Overall, this comparison underscores CELLI’s effectiveness in modeling systems with non-local interactions, even within message-passing neural networks.

Generalization to chemically diverse systems

The previous benchmarks consist of relatively small and simple systems. Therefore, they cannot demonstrate the generalizability across a wide chemical space and the advantageous scalability of our scheme with the size of the system. To this end, we included the OE62 dataset34, which allows us to evaluate the performance of our model on larger and more diverse systems of varying sizes, providing a complementary assessment to the simpler benchmarks focused on single structures with different charge states. In addition, we evaluate the scalability of CELLI by measuring forward-pass times across systems with varying atom counts. We compare three versions of CELLI (two using Allegro and one using MACE) against four Allegro baselines, which differ in model size and the inclusion of an additional tensor product layer.
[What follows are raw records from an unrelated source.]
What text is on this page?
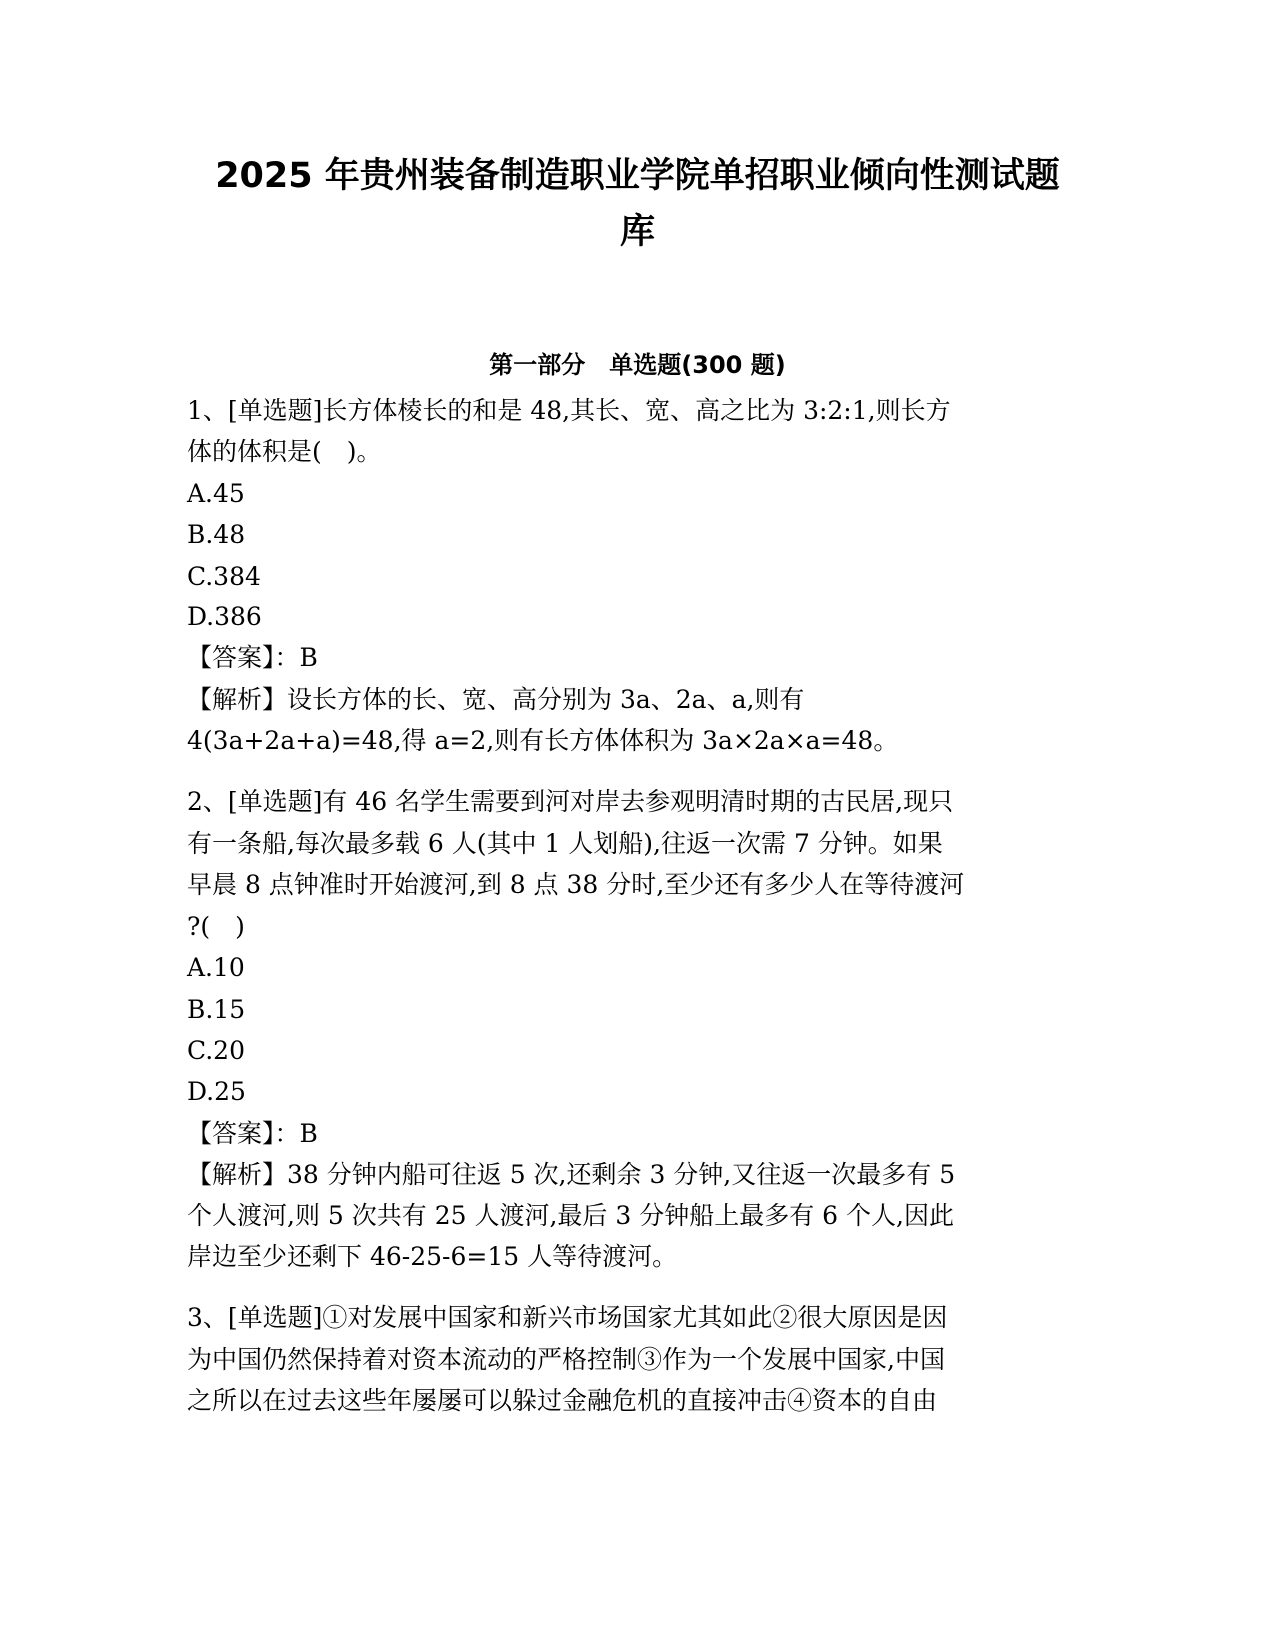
2025 年贵州装备制造职业学院单招职业倾向性测试题
库
第一部分　单选题(300 题)
1、[单选题]长方体棱长的和是 48,其长、宽、高之比为 3:2:1,则长方
体的体积是(　)。
A.45
B.48
C.384
D.386
【答案】：B
【解析】设长方体的长、宽、高分别为 3a、2a、a,则有
4(3a+2a+a)=48,得 a=2,则有长方体体积为 3a×2a×a=48。
2、[单选题]有 46 名学生需要到河对岸去参观明清时期的古民居,现只
有一条船,每次最多载 6 人(其中 1 人划船),往返一次需 7 分钟。如果
早晨 8 点钟准时开始渡河,到 8 点 38 分时,至少还有多少人在等待渡河
?(　)
A.10
B.15
C.20
D.25
【答案】：B
【解析】38 分钟内船可往返 5 次,还剩余 3 分钟,又往返一次最多有 5
个人渡河,则 5 次共有 25 人渡河,最后 3 分钟船上最多有 6 个人,因此
岸边至少还剩下 46-25-6=15 人等待渡河。
3、[单选题]①对发展中国家和新兴市场国家尤其如此②很大原因是因
为中国仍然保持着对资本流动的严格控制③作为一个发展中国家,中国
之所以在过去这些年屡屡可以躲过金融危机的直接冲击④资本的自由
We also include various MPNN architectures, including models that incorporate other long-range correction schemes: Ewald and Neural P3M12,21 as well as baseline DimeNet++ with hyperparameters as in Kosmala et al. (Detailed Results in Supplementary Table 1).

Our results show that CELLI outperformed the baseline Allegro models (Table 3) with only a marginal increase in computational cost (Fig. 3). Notably, even the small CELLI variant outperformed the largest Allegro baseline model, demonstrating that applying the Qeq scheme is more effective than merely increasing model size, as certain effects cannot be captured without an appropriate long-range correction method. In fact introduction of CELLI to strictly local Allegro model makes its performance comparable to MPNN architectures with state-of-the-art long-range correction schemes. Moreover, CELLI combined with Allegro not only improves upon baseline models but also achieves results comparable with state-of-the-art Dimnet++ with Neural P3M and significantly outperforms PaiNN models with Ewald and Neural P3M corrections, which have substantially more parameters and message-passing steps. Reducing the number of parameters and memory requirements of the models helps avoid memory-related issues39 in large-scale simulations. Moreover, CELLI’s compatibility with a strictly local baseline model could increase its potential to scale efficiently across multiple GPUs39. In the case of MACE, the improvement over the baseline is noticeably smaller, which is likely due to good performance of baseline and presence of message passing. While CELLI exhibits a slightly higher MAE than DimeNet++, it achieves a lower RMSE and substantially improved computational efficiency, reducing runtime by approximately a factor of two (Fig. 3). The discrepancy between the RMSE and MAE results could be due to more outliers in DimeNet++. Additionally, the MACE model has a higher potential to achieve high scalability on multi-GPU simulations than DimeNet++ and PaiNN, due to fewer message passing steps. Thus, CELLI offers significant improvements for highly local baseline models with only a marginal increase in computational cost, which is mainly determined by the underlying architecture. Therefore, CELLI promises efficient and accurate MD simulations of large, complex structures.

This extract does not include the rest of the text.